Amargosa Valley resident Linda Bromell got up in the final public comment and asked whatever happened to an investigation of the public administrator’s office. Bromell filed a complaint after she claimed property was missing from her sister Barbara Marie McSweeney’s home after her death. The county commission voted to ask the Nevada Attorney General’s office to investigate the public administrator in 2012 but Kunzi wouldn’t give her an answer on the outcome.
“If you’re asking for comments on the investigations that’s not going to happen,” Kunzi said. “You don’t talk about investigations in public.”
Again, the DA explained to county commissioners their hands were tied.
“This board cannot tell the public administrator how to do their cases. they can’t tell the sheriff how to arrest people. They can’t tell the district attorney how to prosecute cases,” Kunzi said. “Nobody wants to accept that answer. You have a very limited authority to overlook the finances the public administrator is doing.”
Commissioner Lorinda Wichman suggested an ordinance where public administrators turn over the money they collect and are paid like a contractor. Kunzi said that’s not possible, the public administrator is an elected official.
Commissioner Donna Cox said there have been talks about reorganizing the public administrator’s office, giving them a flat salary instead of them being paid on a sliding scale based on the value of the estates. The public administrator is paid a 4 percent fee for the first $15,000 of the estate, up to 3 percent for estates up to $85,000, and up to 2 percent for estates above that amount. Only public administrators in larger counties like Clark and Washoe counties are paid a salary.

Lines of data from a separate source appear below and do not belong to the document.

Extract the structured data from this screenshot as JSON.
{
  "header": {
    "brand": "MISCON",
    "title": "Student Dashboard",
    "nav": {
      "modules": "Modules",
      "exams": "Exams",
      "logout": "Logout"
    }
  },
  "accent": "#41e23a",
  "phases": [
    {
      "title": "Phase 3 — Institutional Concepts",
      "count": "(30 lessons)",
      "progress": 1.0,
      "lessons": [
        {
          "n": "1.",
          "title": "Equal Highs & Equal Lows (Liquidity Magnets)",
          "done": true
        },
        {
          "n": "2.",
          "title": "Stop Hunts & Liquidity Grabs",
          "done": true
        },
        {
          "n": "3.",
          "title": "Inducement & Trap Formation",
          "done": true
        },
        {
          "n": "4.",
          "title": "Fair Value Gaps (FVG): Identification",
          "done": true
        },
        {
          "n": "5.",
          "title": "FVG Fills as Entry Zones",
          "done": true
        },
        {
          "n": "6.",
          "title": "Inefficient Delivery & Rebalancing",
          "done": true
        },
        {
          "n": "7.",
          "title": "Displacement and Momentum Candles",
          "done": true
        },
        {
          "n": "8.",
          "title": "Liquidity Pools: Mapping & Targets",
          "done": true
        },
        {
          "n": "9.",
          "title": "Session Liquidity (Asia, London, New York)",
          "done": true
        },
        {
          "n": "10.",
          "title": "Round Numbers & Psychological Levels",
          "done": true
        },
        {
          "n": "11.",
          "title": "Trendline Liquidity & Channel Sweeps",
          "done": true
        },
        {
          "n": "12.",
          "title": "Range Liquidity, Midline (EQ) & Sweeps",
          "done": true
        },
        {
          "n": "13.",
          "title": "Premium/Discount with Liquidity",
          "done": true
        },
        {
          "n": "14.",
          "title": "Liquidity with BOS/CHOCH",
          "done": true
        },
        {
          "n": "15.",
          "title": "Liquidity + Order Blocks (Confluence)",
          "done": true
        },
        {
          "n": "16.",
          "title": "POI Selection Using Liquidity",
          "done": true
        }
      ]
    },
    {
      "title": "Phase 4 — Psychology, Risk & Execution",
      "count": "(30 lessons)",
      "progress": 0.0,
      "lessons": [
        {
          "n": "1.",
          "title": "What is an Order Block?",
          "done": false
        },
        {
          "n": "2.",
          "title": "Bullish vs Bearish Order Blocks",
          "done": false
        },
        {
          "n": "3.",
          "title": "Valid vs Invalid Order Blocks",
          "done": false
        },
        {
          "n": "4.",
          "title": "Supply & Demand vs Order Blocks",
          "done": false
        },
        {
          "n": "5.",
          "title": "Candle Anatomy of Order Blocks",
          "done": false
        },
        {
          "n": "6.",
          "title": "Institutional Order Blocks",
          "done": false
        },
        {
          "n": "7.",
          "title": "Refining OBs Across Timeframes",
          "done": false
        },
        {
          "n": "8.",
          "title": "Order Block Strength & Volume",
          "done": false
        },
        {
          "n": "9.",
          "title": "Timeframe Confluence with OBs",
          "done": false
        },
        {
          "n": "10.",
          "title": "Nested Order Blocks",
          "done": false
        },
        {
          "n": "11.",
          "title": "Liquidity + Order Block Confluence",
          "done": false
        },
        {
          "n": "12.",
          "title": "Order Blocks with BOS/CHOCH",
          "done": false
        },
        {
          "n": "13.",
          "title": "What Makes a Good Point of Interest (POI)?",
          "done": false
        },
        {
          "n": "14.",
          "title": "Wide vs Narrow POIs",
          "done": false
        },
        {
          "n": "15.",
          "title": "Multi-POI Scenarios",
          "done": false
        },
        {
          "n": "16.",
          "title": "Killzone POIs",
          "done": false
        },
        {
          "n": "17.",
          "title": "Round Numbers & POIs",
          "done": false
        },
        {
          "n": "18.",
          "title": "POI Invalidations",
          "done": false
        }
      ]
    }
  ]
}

Webster said Nye County could use their sole bill draft request for the 2015 session of the Nevada Legislature to request a change in the law mandating a paid salary for their public administrator.
Wichman said it’d be a good issue to present to a Nevada Association of Counties emeritus board, which includes former commissioner Joni Eastley.
“This has been a long running problem and I don’t see it getting any better in the future,” Cox said.
Kunzi said, “we keep rehashing the same story time and time again. These are matters that fall completely outside the authority of the board and it’s something we continue to spin our wheels on.”